Eine Haftung des Plattformbetreibers als Teilnehmer (Anstifter oder Gehilfe) der rechtsverletzenden Handlung des Dritten erfordert mindestens bedingten Vorsatz in Bezug auf die Haupttat, der das Bewusstsein der Rechtswidrigkeit einschließen muss (BGHZ 158, 236 [250) = GRUR 2004, 860 - Internet-Versteigerung I; GRUR 2011, 152 = WRP 2011, 223 [Rn. 30] - Kinderhoch-stühle im Internet). Hierfür fehlt es meist - so auch hier - an greifbaren Anhaltspunkten.

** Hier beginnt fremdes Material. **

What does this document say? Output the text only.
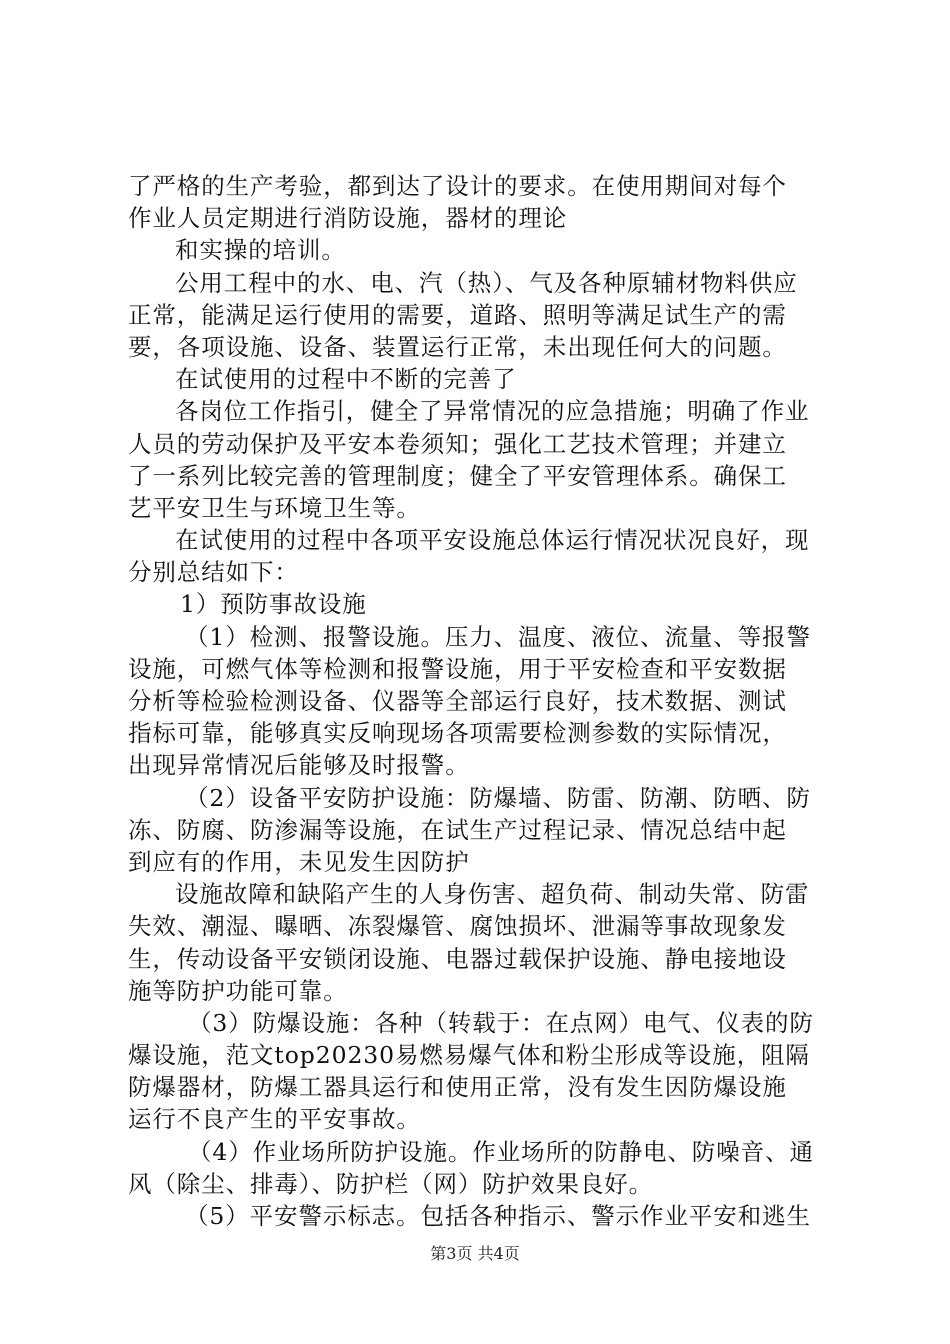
了严格的生产考验，都到达了设计的要求。在使用期间对每个
作业人员定期进行消防设施，器材的理论
和实操的培训。
公用工程中的水、电、汽（热）、气及各种原辅材物料供应
正常，能满足运行使用的需要，道路、照明等满足试生产的需
要，各项设施、设备、装置运行正常，未出现任何大的问题。
在试使用的过程中不断的完善了
各岗位工作指引，健全了异常情况的应急措施；明确了作业
人员的劳动保护及平安本卷须知；强化工艺技术管理；并建立
了一系列比较完善的管理制度；健全了平安管理体系。确保工
艺平安卫生与环境卫生等。
在试使用的过程中各项平安设施总体运行情况状况良好，现
分别总结如下：
1）预防事故设施
（1）检测、报警设施。压力、温度、液位、流量、等报警
设施，可燃气体等检测和报警设施，用于平安检查和平安数据
分析等检验检测设备、仪器等全部运行良好，技术数据、测试
指标可靠，能够真实反响现场各项需要检测参数的实际情况，
出现异常情况后能够及时报警。
（2）设备平安防护设施：防爆墙、防雷、防潮、防晒、防
冻、防腐、防渗漏等设施，在试生产过程记录、情况总结中起
到应有的作用，未见发生因防护
设施故障和缺陷产生的人身伤害、超负荷、制动失常、防雷
失效、潮湿、曝晒、冻裂爆管、腐蚀损坏、泄漏等事故现象发
生，传动设备平安锁闭设施、电器过载保护设施、静电接地设
施等防护功能可靠。
（3）防爆设施：各种（转载于：在点网）电气、仪表的防
爆设施，范文top20230易燃易爆气体和粉尘形成等设施，阻隔
防爆器材，防爆工器具运行和使用正常，没有发生因防爆设施
运行不良产生的平安事故。
（4）作业场所防护设施。作业场所的防静电、防噪音、通
风（除尘、排毒）、防护栏（网）防护效果良好。
（5）平安警示标志。包括各种指示、警示作业平安和逃生
第3页 共4页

Anstelle einer Störerhaftung, die im Bereich des wettbewerbsrechtlichen Verhaltensunrechts (einschließlich des Unterlassens von Pflichtinformationen) auf Grund rechtsdogmatischer Erwägungen ausscheidet (vgl. BGH, GRUR 2011, 152 = WRP 2011. 223 [Rn. 48] - Kinderhochstühle im Internet), kommt allerdings eine täterschaftliche Haftung des Plattformbetreibers aus der Verletzung einer wettbewerbsrechtlichen Verkehrspflicht unter dem Gesichtspunkt des gefahrerhöhenden Verhaltens in Betracht (vgl. BGHZ173. 188 = GRUR 2007, 890 = WRP 2007, 1173 [Rn. 22, 36] - Jugendgefährdende Medien bei eBay; BGH, GRUR 2012, 304 = WRP 2012, 330 [Rn. 60) - Basler-Haar-Kosmetik). Insoweit kann auf die zur Störerhaftung bei Schutzrechtsverletzungen entwickelten Kriterien zurückgegriffen werden (Senat, MD 2010, 1093 - Schlank-Sensation Nr.1; NJOZ 2012, 971 -Schlank-Geheimnis). Diese Haftung greift jedoch in aller Regel erst ein, wenn der Plattformbetreiber auf klare Rechtsverletzungen des Handlers hingewiesen worden ist; unter Zumutbarkeitsgesichtspunkten ist er insbesondere nicht verpflichtet, komplizierte Beurteilungen im Einzelfall durchzuführen, ob ein beanstandetes Angebot sich tatsachlich als wettbewerbswidrig erweist (vgl. BGH, GRUR 2011, 152 = WRP 2011, 223 [Rn. 48] - Kinderhochstühle im Internet m.w.N). Erst nach Hinweis auf eine klare Rechtsverletzung muss er nicht nur das konkrete Angebot unverzüglich sperren, sondern auch Vorsorge treffen, dass es möglichst nicht zu weiteren derartigen Rechtsverletzungen kommt (vgl. BGHZ 191, 19 = GRUR 2011, 1038 = WRP 2011, 1609 [Rn. 20] - Stiftparfüm)."